Les domaines concernés dépassent désormais la défense et la sécurité nationale. Ils englobent notamment l’énergie, les transports, les télécommunications, la santé, la cybersécurité, les technologies critiques et certaines matières premières indispensables à l’industrie. L’objectif est d’éviter qu’une acquisition étrangère entraîne la perte de technologies, de capacités de production ou d’informations jugées essentielles à la souveraineté économique française.
Le nombre de dossiers soumis à l’administration a fortement augmenté ces dernières années. En 2024, le Trésor a reçu 392 demandes d’autorisation ou d’avis préalable, soit une hausse annuelle de 27 %. Plus de la moitié des opérations effectivement contrôlées n’ont été autorisées qu’avec des conditions, comme le maintien du siège social, des activités sensibles, de la production ou des centres de recherche en France.

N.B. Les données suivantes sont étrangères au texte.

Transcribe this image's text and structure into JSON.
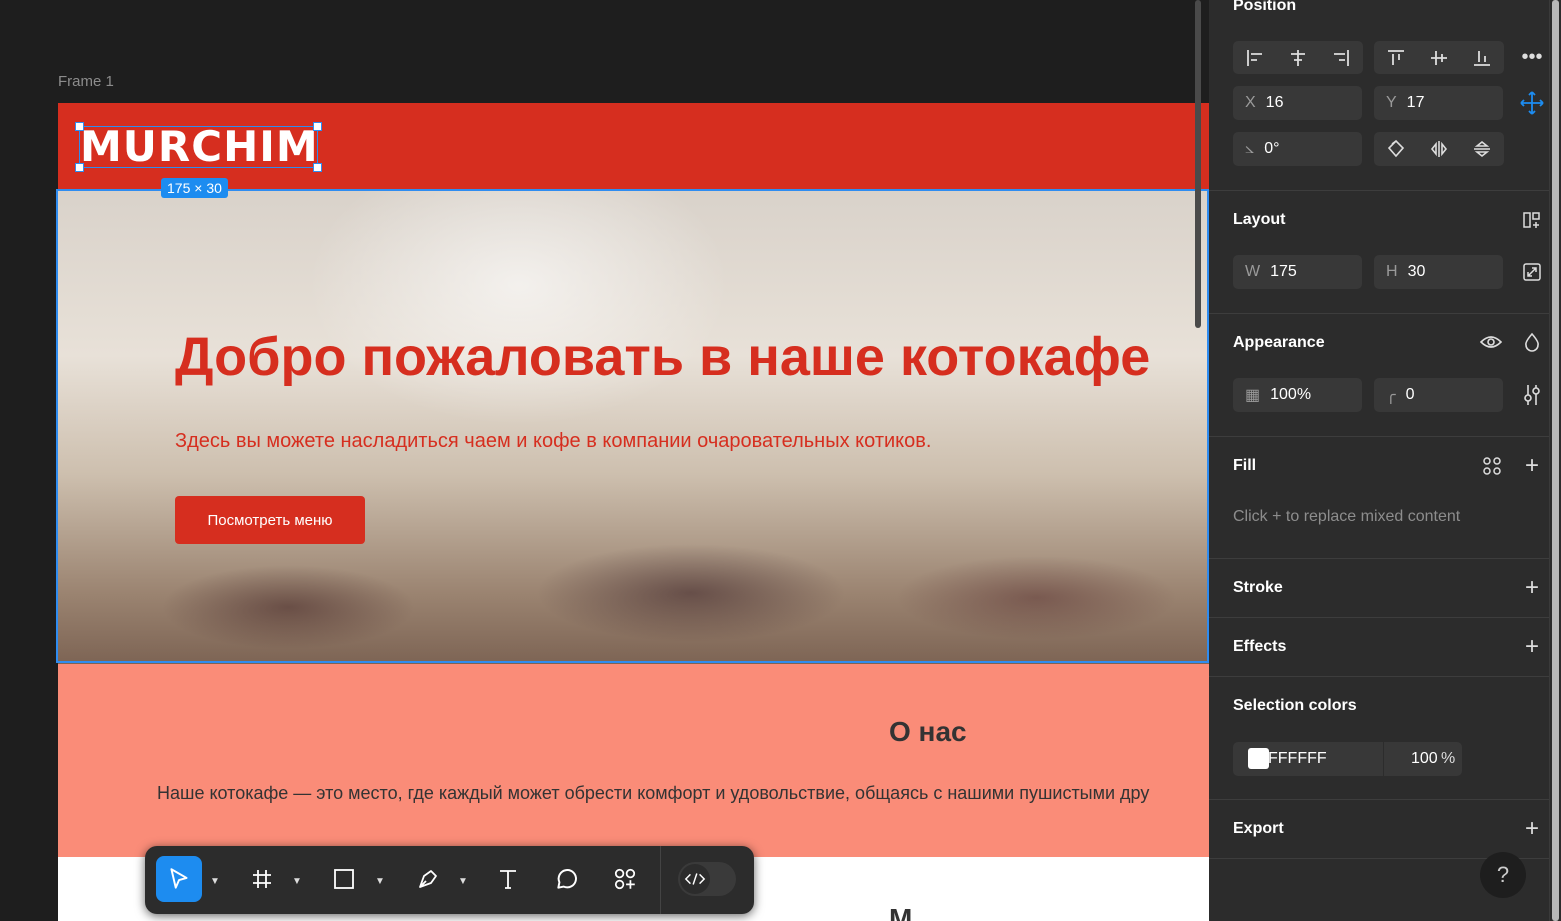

Paris affirme néanmoins vouloir préserver l’attractivité du pays auprès des investisseurs internationaux. Le dispositif ne vise donc pas à bloquer systématiquement les capitaux étrangers, mais à vérifier leur origine, leurs objectifs et leurs conséquences. Une opération peut être autorisée sans condition, encadrée par des engagements particuliers ou refusée lorsqu’elle représente un risque majeur pour les intérêts nationaux.